One of my favorite singers is Sara Groves: She has a song called, "This Journey is My Own"

When I stand before the Lord, I’ll be standing alone
This journey is my own
Still I want man’s advice, and I need man’s approval
This journey is my own

Why would I want to live for man, and pay the highest price
What does it mean to gain a whole world, only to lose my life

So much of what I do is to make a good impression
This journey is my own
And so much of what I say is to make myself look better
But this journey is my own

And why would I want to live for man, and pay the highest price
And what does it mean to gain a whole world, only to lose my life

And I have never felt relief like I feel it right now
This journey is my own
Cuz trying to please the world, it was breaking me down
It was breaking me down

And now I live and I breathe for an audience of one
Now I live and I breathe for an audience of one
Now I live and I breathe for an audience of one
Cuz I know this journey is my own

And why would I want to live for man, and pay the highest price
And what does it mean to gain a whole world, only to lose my life
And you can live for someone else, and it will only bring you pain
I can’t even judge myself, only the Lord can say, ‘Well done.’

Oh, this journey is my own


This song has been constantly running through my head the past week.

I know I have not been around as much as I was.
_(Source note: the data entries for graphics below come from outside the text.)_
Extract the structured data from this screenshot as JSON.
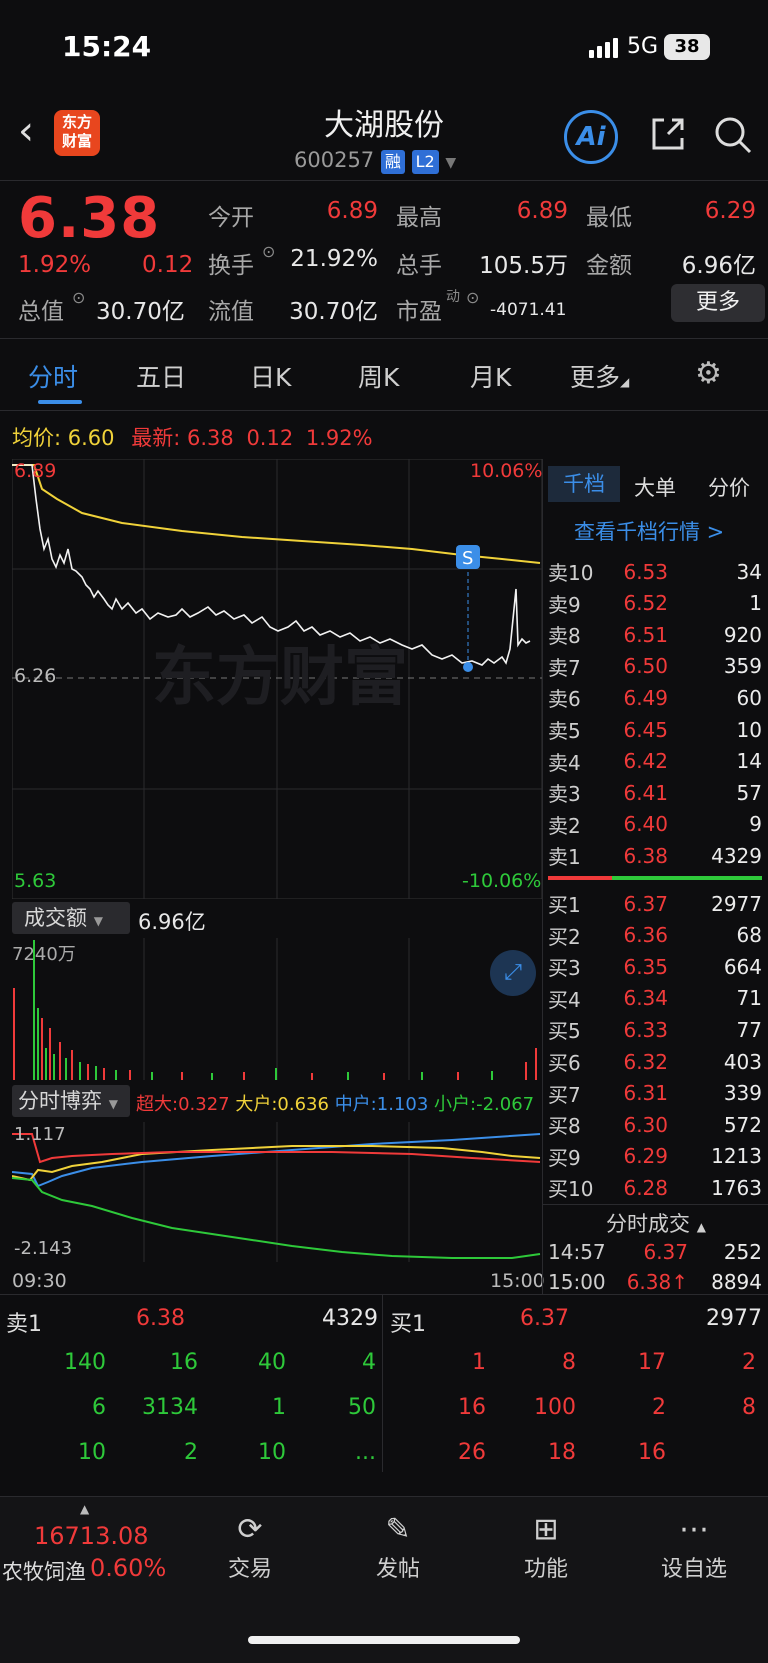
{
  "status": {
    "time": "15:24",
    "network": "5G",
    "battery": "38"
  },
  "header": {
    "title": "大湖股份",
    "code": "600257",
    "tag_margin": "融",
    "tag_level": "L2",
    "logo_text": "东方财富",
    "ai_label": "Ai"
  },
  "quote": {
    "price": "6.38",
    "change_pct": "1.92%",
    "change": "0.12",
    "open_label": "今开",
    "open": "6.89",
    "high_label": "最高",
    "high": "6.89",
    "low_label": "最低",
    "low": "6.29",
    "turnover_label": "换手",
    "turnover": "21.92%",
    "volume_label": "总手",
    "volume": "105.5万",
    "amount_label": "金额",
    "amount": "6.96亿",
    "mktcap_label": "总值",
    "mktcap": "30.70亿",
    "float_label": "流值",
    "float_cap": "30.70亿",
    "pe_label": "市盈",
    "pe_sup": "动",
    "pe": "-4071.41",
    "more_button": "更多"
  },
  "tabs": [
    "分时",
    "五日",
    "日K",
    "周K",
    "月K",
    "更多"
  ],
  "chart_info": {
    "avg_label": "均价:",
    "avg": "6.60",
    "latest_label": "最新:",
    "latest": "6.38",
    "latest_chg": "0.12",
    "latest_pct": "1.92%"
  },
  "chart_axes": {
    "top_price": "6.89",
    "top_pct": "10.06%",
    "prev_close": "6.26",
    "bottom_price": "5.63",
    "bottom_pct": "-10.06%",
    "marker": "S",
    "watermark": "东方财富"
  },
  "volume_panel": {
    "label": "成交额",
    "value": "6.96亿",
    "max": "7240万"
  },
  "flow_panel": {
    "label": "分时博弈",
    "super_label": "超大:",
    "super": "0.327",
    "large_label": "大户:",
    "large": "0.636",
    "mid_label": "中户:",
    "mid": "1.103",
    "small_label": "小户:",
    "small": "-2.067",
    "top": "1.117",
    "bottom": "-2.143",
    "start_time": "09:30",
    "end_time": "15:00"
  },
  "orderbook": {
    "tabs": [
      "千档",
      "大单",
      "分价"
    ],
    "link": "查看千档行情 >",
    "asks": [
      {
        "name": "卖10",
        "price": "6.53",
        "vol": "34"
      },
      {
        "name": "卖9",
        "price": "6.52",
        "vol": "1"
      },
      {
        "name": "卖8",
        "price": "6.51",
        "vol": "920"
      },
      {
        "name": "卖7",
        "price": "6.50",
        "vol": "359"
      },
      {
        "name": "卖6",
        "price": "6.49",
        "vol": "60"
      },
      {
        "name": "卖5",
        "price": "6.45",
        "vol": "10"
      },
      {
        "name": "卖4",
        "price": "6.42",
        "vol": "14"
      },
      {
        "name": "卖3",
        "price": "6.41",
        "vol": "57"
      },
      {
        "name": "卖2",
        "price": "6.40",
        "vol": "9"
      },
      {
        "name": "卖1",
        "price": "6.38",
        "vol": "4329"
      }
    ],
    "bids": [
      {
        "name": "买1",
        "price": "6.37",
        "vol": "2977"
      },
      {
        "name": "买2",
        "price": "6.36",
        "vol": "68"
      },
      {
        "name": "买3",
        "price": "6.35",
        "vol": "664"
      },
      {
        "name": "买4",
        "price": "6.34",
        "vol": "71"
      },
      {
        "name": "买5",
        "price": "6.33",
        "vol": "77"
      },
      {
        "name": "买6",
        "price": "6.32",
        "vol": "403"
      },
      {
        "name": "买7",
        "price": "6.31",
        "vol": "339"
      },
      {
        "name": "买8",
        "price": "6.30",
        "vol": "572"
      },
      {
        "name": "买9",
        "price": "6.29",
        "vol": "1213"
      },
      {
        "name": "买10",
        "price": "6.28",
        "vol": "1763"
      }
    ],
    "ticks_label": "分时成交",
    "ticks": [
      {
        "time": "14:57",
        "price": "6.37",
        "vol": "252"
      },
      {
        "time": "15:00",
        "price": "6.38↑",
        "vol": "8894"
      }
    ]
  },
  "queue": {
    "sell_label": "卖1",
    "sell_price": "6.38",
    "sell_total": "4329",
    "buy_label": "买1",
    "buy_price": "6.37",
    "buy_total": "2977",
    "sell_rows": [
      [
        "140",
        "16",
        "40",
        "4"
      ],
      [
        "6",
        "3134",
        "1",
        "50"
      ],
      [
        "10",
        "2",
        "10",
        "..."
      ]
    ],
    "buy_rows": [
      [
        "1",
        "8",
        "17",
        "2"
      ],
      [
        "16",
        "100",
        "2",
        "8"
      ],
      [
        "26",
        "18",
        "16"
      ]
    ]
  },
  "bottom_nav": {
    "index_value": "16713.08",
    "index_name": "农牧饲渔",
    "index_pct": "0.60%",
    "items": [
      "交易",
      "发帖",
      "功能",
      "设自选"
    ]
  },
  "colors": {
    "up": "#f03a3a",
    "down": "#2ec93a",
    "avg_line": "#f0d23a",
    "accent": "#3b8ee8"
  }
}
Not posting everyday. There will be a time where I will get back into that routine. The past couple of weeks have been some of those "monumental" life moments kind of weeks. I feel like life NEVER slows down. Some people prefer it that way...not me. Trying to find the balance to work, social, personal life has proven to be difficult for me lately. Not to mention my divorce being filed a few days ago, trying to sort through things, friends visiting (which I have loved), Upward Season Coming to a close, and on top of it being diagnosed with a sinus infection today which has me feeling wiped out.

So many of you have emailed me and told me what the blogs have meant to you to have on a daily basis. I hope to be able to provide that again. In the meantime...thank you for encouraging me on the hard days when its easier to give up. Reading about so many of you losing weight and hitting the gym on a consistent basis, does challenge me.

So...I pose this question because I need it right now...
What are your favorite stress relievers? Any suggestions on how to relax in the midst of craziness?

Love you all. Keep truckin, and I'll be running back along side of you shortly.